Dylan Kwasniewski explains why the Pro Series East is important

Todd Warshaw

PENSACOLA, Fla. -- The NASCAR Pro Series East is set to debut in Pensacola, Fla. tomorrow night for the NAPA Auto Parts 150 at Five Flags Speedway.

If the name of that track sounds familiar, it should. The Florida half-mile is also the home of the prestigious Snowball Derby Super Late Model race which is held here the first weekend of December every year.

Saturday's race will actually mark the first time NASCAR has raced at Five Flags Speedway since the track's first event in 1953 -- a Grand National (now Sprint Cup) Series race won by Herb Thomas. Now NASCAR is back, hoping to establish a new tradition.

So it's a big deal.

The NAPA Auto Parts 150 was designed to be the perfect marriage between elite short track competition and the NASCAR ladder system. The Pro Series East (alongside its Western counterpart) is the highest regional development series in NASCAR just below the Camping World Truck Series. The drivers competing in Saturday's race are all chasing a lot more than a trophy - they are competing for a chance to impress their way to a National Touring Series opportunity.

For defending Pro Series West champion Dylan Kwasniewski, the Pro Series East is about proving that he's the best of his generation.

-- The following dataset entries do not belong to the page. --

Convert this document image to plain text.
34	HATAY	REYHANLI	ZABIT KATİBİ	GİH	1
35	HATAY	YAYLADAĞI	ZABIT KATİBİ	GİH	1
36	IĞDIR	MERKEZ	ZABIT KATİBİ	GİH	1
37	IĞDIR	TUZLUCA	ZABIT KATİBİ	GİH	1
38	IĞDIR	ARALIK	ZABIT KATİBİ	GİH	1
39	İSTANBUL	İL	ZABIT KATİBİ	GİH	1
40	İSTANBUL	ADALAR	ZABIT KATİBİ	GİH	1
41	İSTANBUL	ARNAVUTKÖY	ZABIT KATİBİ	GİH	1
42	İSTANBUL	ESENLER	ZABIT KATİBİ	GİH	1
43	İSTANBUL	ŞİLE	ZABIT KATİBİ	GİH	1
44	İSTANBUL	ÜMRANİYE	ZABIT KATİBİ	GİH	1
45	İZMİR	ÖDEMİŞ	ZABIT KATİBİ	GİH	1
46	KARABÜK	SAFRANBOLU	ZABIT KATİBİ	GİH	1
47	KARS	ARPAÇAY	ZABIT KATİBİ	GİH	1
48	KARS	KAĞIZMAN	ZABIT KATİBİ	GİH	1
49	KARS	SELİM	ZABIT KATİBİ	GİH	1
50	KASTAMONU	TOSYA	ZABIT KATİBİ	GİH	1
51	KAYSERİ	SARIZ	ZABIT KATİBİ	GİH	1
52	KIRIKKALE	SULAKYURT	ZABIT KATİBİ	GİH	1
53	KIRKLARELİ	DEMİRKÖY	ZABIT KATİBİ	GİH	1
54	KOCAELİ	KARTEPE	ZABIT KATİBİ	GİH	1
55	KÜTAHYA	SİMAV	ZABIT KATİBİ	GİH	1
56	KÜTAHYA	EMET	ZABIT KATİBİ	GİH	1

"The East Series is real important - even a little more important that the West," Kwasniewski said. "It's a top-level feeder series. Many of the drivers in the East are backed by Sprint Cup teams. Gibbs, Turner Ganassi and Hendtick - they are all reflected here. The East is a taste of what's to come and beating the competition here is a sign that you're ready to move up."

It also helps that several of the tracks in the East Series are also featured in the Nationwide and Sprint Cup Series. Kwasniewski won the East season-opening race at Bristol Motor Speedway and the tour will also make stops at Richmond, Dover and New Hampshire, making the East a sort of indoctrination into the highest level of NASCAR.

From a fan's perspective, the East Series is must-see TV (all races are broadcast via tape delay on SPEED) because the circuit is mostly comprised of short tracks, including locations the Cup Series previously visited like Bowman Gray Stadium, Myrtle Beach and Greenville-Pickens. It's the type of racing fans demand out of the Sprint Cup Series and a discipline Kwasniewski says is sorely under-utilized at the upper-levels of NASCAR.

"This kind of racing is a blast," Kwasniewski said. "These tracks are bumpy and rough but pretty fast at the same time. I prefer short track racing over anything else I've done in my career and I hope to see it make a bit of a comeback over the next few years."

The NAPA Auto Parts 150 begins at 8:00 EST at Five Flags Speedway. NASCAR Home Tracks will provide Race Central Live race day coverage on their website throughout the day's festivities.